Mon cerveau était en feu tellement j’avais peur. Mais une idée me vint, très claire, et capta mon attention. Je réalisai que la Puissante Présence de Dieu se trouvait en moi et que cette Présence était tout Amour. Ce bel animal était lui aussi partie de la Présence Divine, et je me forçai à le regarder droit dans les yeux. Puis il me vint la pensée qu’une partie de Dieu ne pouvait nuire à une autre partie de Dieu. Je n’étais plus conscient que de cette Vérité. Un sentiment d’Amour m’envahit et sortit de moi comme un rayon de lumière, directement vers la panthère; en même temps, toute peur s’évanouit.
L’avance furtive de l’animal s’arrêta et je me dirigeai doucement vers lui, sentant l’Amour Divin nous emplir tous les deux. La lueur de ses yeux s’adoucit, l’animal se redressa et vint lentement vers moi, puis posa son épaule contre ma jambe. Je me penchai et tapotai légèrement le doux pelage de sa tête. La panthère me regarda pendant un moment dans les yeux, puis se coucha et se roula comme un chaton qui s’amuse. Son pelage était d’un beau marron sombre. Le corps long et souple recélait une grande force. Je continuai de jouer avec elle et, lorsque je levai les yeux, je vis tout à coup que Saint-Germain se tenait près de moi.
« Mon Fils, me dit-Il, J’avais constaté la Grande Force qui est en vous, sinon Je n’aurais pas permis une si rude épreuve. Vous avez conquis la peur, tous Mes Compliments. Si vous n’aviez pas dominé votre moi extérieur, Je n’aurais pas permis que la panthère vous fit du mal, mais notre association aurait certainement dû être interrompue pour un temps.

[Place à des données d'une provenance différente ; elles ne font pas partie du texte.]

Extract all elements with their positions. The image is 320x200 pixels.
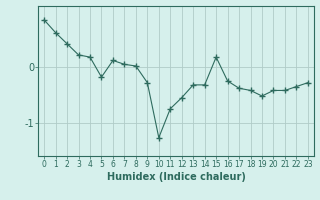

« Je n’ai rien à voir avec la présence de cette panthère. Elle fait partie de l’Opération Intérieure de la Grande Loi, ce que vous pourrez constater avant que notre association avec notre nouvel ami ne cesse. Maintenant que vous avez passé l’épreuve du courage, il Me sera possible de vous donner une plus grande assistance.
« Chaque jour vous deviendrez plus fort, plus heureux, et disposerez d’une plus grande liberté. » »
Il étendit la main et, au bout d’un moment, je vis apparaître quatre petits gâteaux dorés, chacun de cinq centimètres carrés. Il me les offris et je les mangeai à sa demande. Ils étaient délicieux et, aussitôt, je sentis une accélération et un picotement dans tout mon corps – une sensation nouvelle de santé et de clarté de l’esprit s’empara de moi..
Saint-Germain s’assit à mes côtés et mon instruction commença.